Recent Healthcare Data Breaches as of September 6, 2021

During holiday weekends, like Labor Day, there tends to be an increase in ransomware attacks, the FBI and the Cybersecurity and Infrastructure Security Agency warned. The agencies noted that these attacks have increasingly been taking place during holiday weekends, such as Mother’s Day weekend, Memorial Day weekend, and the Fourth of July weekend.

From January 1 to July 31, 2021, there were 2,084 ransomware complaints, a 62% increase over the same time period a year earlier, and more than $16.8 million in losses, a 20% increase from the previous year.

In general, healthcare data breaches are on the rise, according to the 2021 Identity Breach Report. Compared with 2019, healthcare experienced a 51% increase in the total volume of records exposed.

Here is a look at some recent healthcare data breaches:

DuPage Medical Group. In August, the Illinois-based physician group notified 600,000 patients that their personal health information was exposed when the computer network was hacked in July, according to the Chicago Sun-Times.

Metro Infectious Disease Consultants. A breach of employee email accounts at the physician group that includes more than 100 infectious disease physicians in the Chicago area may have exposed data for 171,740 patients. The incidence was detected June 24. Patients’ names, birth dates, Social Security numbers, medical data, and more may have been accessed.

Eskenazi Health. After a ransomware attack on its network, the Indianapolis-based hospital is notifying patients that some stolen data is being posted online. The attack happened on August 4, although the hospital did not reveal how many patients were affected.

Revere Health. After an email account of an employee at the Utah-based physician group was breached in June, about 12,000 medical records were exposed. Medical record numbers, birth dates, procedures, and provider and insurance provider names were all exposed, although they were not shared online.

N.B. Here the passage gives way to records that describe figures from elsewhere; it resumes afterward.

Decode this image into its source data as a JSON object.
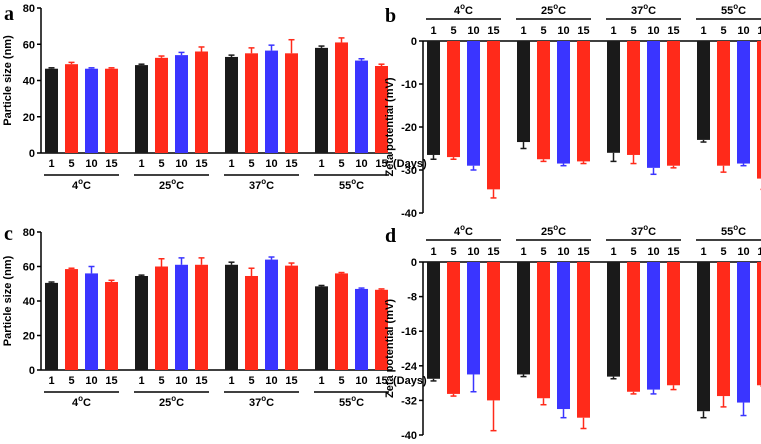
{
  "chart_data": [
    {
      "panel": "a",
      "type": "bar",
      "ylabel": "Particle size (nm)",
      "ylim": [
        0,
        80
      ],
      "yticks": [
        "0",
        "20",
        "40",
        "60",
        "80"
      ],
      "day_labels": [
        "1",
        "5",
        "10",
        "15"
      ],
      "unit_label": "(Days)",
      "groups": [
        "4ºC",
        "25ºC",
        "37ºC",
        "55ºC"
      ],
      "values": [
        46.5,
        49,
        46.5,
        46.5,
        48.5,
        52.5,
        54,
        56,
        53,
        55,
        56.5,
        55,
        58,
        61,
        51,
        48
      ],
      "errors": [
        0.5,
        1,
        0.5,
        0.5,
        0.5,
        1,
        1.5,
        2.5,
        1,
        3,
        3,
        7.5,
        1,
        2.5,
        1,
        1
      ]
    },
    {
      "panel": "b",
      "type": "bar",
      "ylabel": "Zeta potential (mV)",
      "ylim": [
        -40,
        0
      ],
      "yticks": [
        "-40",
        "-30",
        "-20",
        "-10",
        "0"
      ],
      "day_labels": [
        "1",
        "5",
        "10",
        "15"
      ],
      "unit_label": "(Days)",
      "groups": [
        "4ºC",
        "25ºC",
        "37ºC",
        "55ºC"
      ],
      "values": [
        -26.5,
        -27,
        -29,
        -34.5,
        -23.5,
        -27.5,
        -28.5,
        -28,
        -26,
        -26.5,
        -29.5,
        -29,
        -23,
        -29,
        -28.5,
        -32
      ],
      "errors": [
        1,
        0.5,
        1,
        2,
        1.5,
        0.5,
        0.5,
        0.5,
        2,
        2,
        1.5,
        0.5,
        0.5,
        1.5,
        0.5,
        2.5
      ]
    },
    {
      "panel": "c",
      "type": "bar",
      "ylabel": "Particle size (nm)",
      "ylim": [
        0,
        80
      ],
      "yticks": [
        "0",
        "20",
        "40",
        "60",
        "80"
      ],
      "day_labels": [
        "1",
        "5",
        "10",
        "15"
      ],
      "unit_label": "(Days)",
      "groups": [
        "4ºC",
        "25ºC",
        "37ºC",
        "55ºC"
      ],
      "values": [
        50.5,
        58.5,
        56,
        51,
        54.5,
        60,
        61,
        61,
        61,
        54.5,
        64,
        60.5,
        48.5,
        56,
        47,
        46.5
      ],
      "errors": [
        0.5,
        0.5,
        4,
        1,
        0.5,
        4.5,
        4,
        4,
        1.5,
        4.5,
        1.5,
        1.5,
        0.5,
        0.5,
        0.5,
        0.5
      ]
    },
    {
      "panel": "d",
      "type": "bar",
      "ylabel": "Zeta potential (mV)",
      "ylim": [
        -40,
        0
      ],
      "yticks": [
        "-40",
        "-32",
        "-24",
        "-16",
        "-8",
        "0"
      ],
      "day_labels": [
        "1",
        "5",
        "10",
        "15"
      ],
      "unit_label": "(Days)",
      "groups": [
        "4ºC",
        "25ºC",
        "37ºC",
        "55ºC"
      ],
      "values": [
        -27,
        -30.5,
        -26,
        -32,
        -26,
        -31.5,
        -34,
        -36,
        -26.5,
        -30,
        -29.5,
        -28.5,
        -34.5,
        -31,
        -32.5,
        -28.5
      ],
      "errors": [
        0.5,
        0.5,
        4,
        7,
        0.5,
        1.5,
        2,
        2.5,
        0.5,
        0.5,
        1,
        1,
        1.5,
        2.5,
        3,
        0.2
      ]
    }
  ],
  "colors": {
    "bars": [
      "#1a1a1a",
      "#ff2a1a",
      "#3a35ff",
      "#ff2a1a"
    ]
  }
}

Atlanta Allergy & Asthma. Almost 10,000 patients were informed in early August that a cyberattack in January had exposed names, Social Security numbers, birth dates, financial account numbers, diagnoses, and more. Since the attack, there have been no reports of fraud or use of the personal health information.

University Medical Center. The Las Vegas-based hospital reported to HHS that 1.3 million people were affected by a cyberattack. Personal data obtained in the attack was posted online. The attack took place in mid-June.

St. Joseph’s/Candler. The Savannah-based hospital reported that 1.4 million individuals were affected by a data breach that occurred in June. However, while the activity was discovered June 17, the hacker had initially accessed the network as early as December 18, 2020. Names, Social Security numbers, addresses, financial details, and more were exposed.

University of New Mexico Health. The health system, based in Albuquerque, notified 637,252 patients that they may have been affected by the attack. The breach was discovered June 4, but the files were accessed May 2. The files contained patient names, addresses, medical record numbers, and more. Some Social Security numbers were exposed.